Figure 5 clearly shows and increase of the strength of the match until day 6, at day 8 the match decreases, indicating that the highest response in health tweets occurs in general 6 to 7 days after a flood.

Fig4aFigure 5. Strength of the “match” between flood twitter peaks and health twitter peaks for the whole dataset of the West-Java province. The strength of the match decreases after 6-7 days.

The map of the West-Java province shows the spatial variability of the strength of the match between floods and health after a 7 day shift, see figure 6. Stronger colors indicate that the correlation is higher after a shift of one week for certain locations. For example, Kota Cirebron has a correlation factor of 0.6. The variability of the correlations is interesting and depends on various factors that can be researched in the future, such as: there is a variation in the available tweets per district and this influences the ability to correlate peaks; different regions might have different relations between water and health like coastal regions versus upland regions.Fig5Figure 6. Strength of the “match” or cross-correlation for districts in West Java province for a 7 day time lag between flood and health incidences.

Based on our analysis shown above, we developed a prototype live forecast map, based on the relation we found (time lag) between a flood twitter peak occurrence and a health peak twitter occurrence.
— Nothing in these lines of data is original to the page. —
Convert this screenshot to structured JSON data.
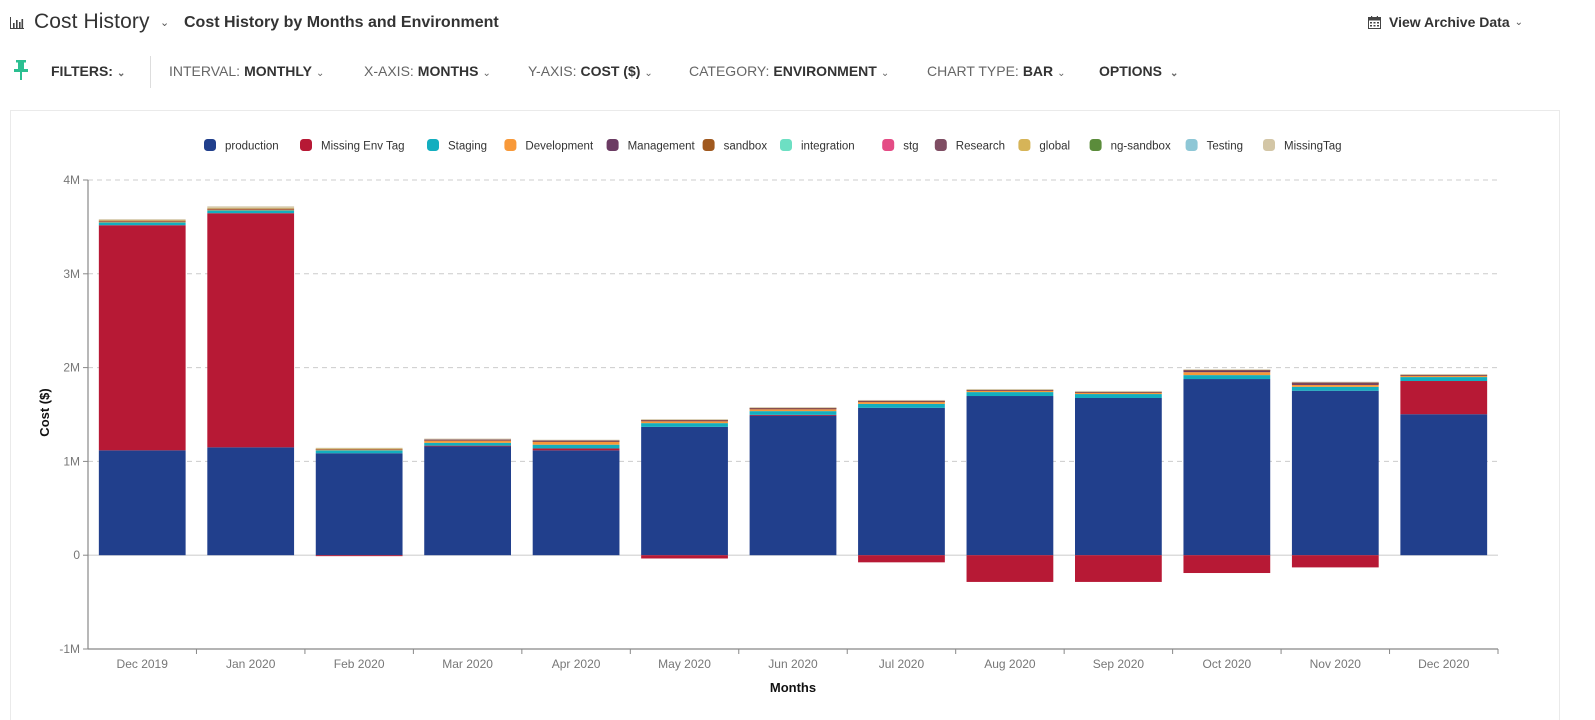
{
  "header": {
    "title": "Cost History",
    "subtitle": "Cost History by Months and Environment",
    "archive_label": "View Archive Data",
    "chevron": "⌄"
  },
  "toolbar": {
    "filters_label": "FILTERS:",
    "interval_label": "INTERVAL:",
    "interval_value": "MONTHLY",
    "xaxis_label": "X-AXIS:",
    "xaxis_value": "MONTHS",
    "yaxis_label": "Y-AXIS:",
    "yaxis_value": "COST ($)",
    "category_label": "CATEGORY:",
    "category_value": "ENVIRONMENT",
    "charttype_label": "CHART TYPE:",
    "charttype_value": "BAR",
    "options_label": "OPTIONS"
  },
  "colors": {
    "pin": "#2bbf91",
    "grid": "#cccccc",
    "axis": "#888888"
  },
  "chart_data": {
    "type": "bar",
    "stacked": true,
    "title": "",
    "xlabel": "Months",
    "ylabel": "Cost ($)",
    "ylim": [
      -1000000,
      4000000
    ],
    "yticks": [
      -1000000,
      0,
      1000000,
      2000000,
      3000000,
      4000000
    ],
    "ytick_labels": [
      "-1M",
      "0",
      "1M",
      "2M",
      "3M",
      "4M"
    ],
    "grid": true,
    "legend_position": "top-center",
    "categories": [
      "Dec 2019",
      "Jan 2020",
      "Feb 2020",
      "Mar 2020",
      "Apr 2020",
      "May 2020",
      "Jun 2020",
      "Jul 2020",
      "Aug 2020",
      "Sep 2020",
      "Oct 2020",
      "Nov 2020",
      "Dec 2020"
    ],
    "series": [
      {
        "name": "production",
        "color": "#213f8c",
        "values": [
          1118000,
          1150000,
          1087000,
          1160000,
          1118000,
          1368000,
          1488000,
          1571000,
          1697000,
          1676000,
          1878000,
          1753000,
          1503000
        ]
      },
      {
        "name": "Missing Env Tag",
        "color": "#b71935",
        "values": [
          2400000,
          2496000,
          -10000,
          8000,
          20000,
          -35000,
          8000,
          -76000,
          -285000,
          -285000,
          -190000,
          -130000,
          354000
        ]
      },
      {
        "name": "Staging",
        "color": "#13aebf",
        "values": [
          30000,
          30000,
          31000,
          30000,
          40000,
          40000,
          40000,
          42000,
          42000,
          42000,
          42000,
          42000,
          42000
        ]
      },
      {
        "name": "Development",
        "color": "#f89939",
        "values": [
          15000,
          15000,
          12000,
          24000,
          30000,
          20000,
          20000,
          20000,
          20000,
          20000,
          31000,
          20000,
          20000
        ]
      },
      {
        "name": "Management",
        "color": "#6b3b63",
        "values": [
          3000,
          3000,
          3000,
          8000,
          8000,
          8000,
          8000,
          8000,
          3000,
          3000,
          20000,
          20000,
          3000
        ]
      },
      {
        "name": "sandbox",
        "color": "#a0591f",
        "values": [
          0,
          0,
          0,
          0,
          4000,
          3000,
          3000,
          3000,
          0,
          0,
          3000,
          3000,
          0
        ]
      },
      {
        "name": "integration",
        "color": "#6ddfc3",
        "values": [
          0,
          0,
          0,
          0,
          0,
          0,
          0,
          0,
          0,
          0,
          0,
          0,
          0
        ]
      },
      {
        "name": "stg",
        "color": "#e44c85",
        "values": [
          0,
          0,
          0,
          0,
          0,
          0,
          0,
          0,
          0,
          0,
          0,
          0,
          0
        ]
      },
      {
        "name": "Research",
        "color": "#7f4d63",
        "values": [
          0,
          0,
          0,
          3000,
          3000,
          3000,
          3000,
          3000,
          0,
          0,
          3000,
          3000,
          0
        ]
      },
      {
        "name": "global",
        "color": "#d6b458",
        "values": [
          8000,
          10000,
          4000,
          0,
          0,
          0,
          0,
          0,
          0,
          0,
          0,
          0,
          0
        ]
      },
      {
        "name": "ng-sandbox",
        "color": "#5b8c3b",
        "values": [
          0,
          0,
          0,
          0,
          0,
          0,
          0,
          0,
          0,
          0,
          0,
          0,
          0
        ]
      },
      {
        "name": "Testing",
        "color": "#8ec7d6",
        "values": [
          0,
          0,
          0,
          0,
          0,
          0,
          0,
          0,
          0,
          0,
          0,
          0,
          0
        ]
      },
      {
        "name": "MissingTag",
        "color": "#d3c6a6",
        "values": [
          8000,
          15000,
          8000,
          10000,
          8000,
          8000,
          8000,
          8000,
          10000,
          10000,
          5000,
          8000,
          10000
        ]
      }
    ]
  }
}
Our rules for the prototype are: A flood peak is defined as a peak when the tweet count is 2 times higher than the standard deviation of the previous week. This gives a health warning for that district for the next 7 days.

Conclusions and outlook

The main findings are:

  • We were able to classify and map dengue and diarrhea related tweets.
  • We were able to classify and map flood tweets.
  • The flood and health tweet peaks for West-Java showed a relation that was strongest between 6-7 days after a flood event.
  • Based on the classification and relation we were able to deliver a prototype health forecast.
  • A large amount of tweets end up in the “mixed” class. Method 2 can be improved importantly, by improving the clustering techniques and annotation of classes for floods as well as for health tweets.
  • For a large amount of tweets, we were not able to find geocodes. Also, we could not do a sound validation of the found geocodes. Method 3 can be improved, by improving the geocoding techniques and validating its results.

It is our intention to further research the possible relations between water and health in a 4-year PhD project both at UNPAD and the Radboud University in collaboration with Deltares (NL), the Dutch Royal Meteorological Institute and Floodtags. At the time of writing early possibilities for this are explored. The aim is to refine the prototype and to connect to potential users of this information, including the UN Pulse initiative.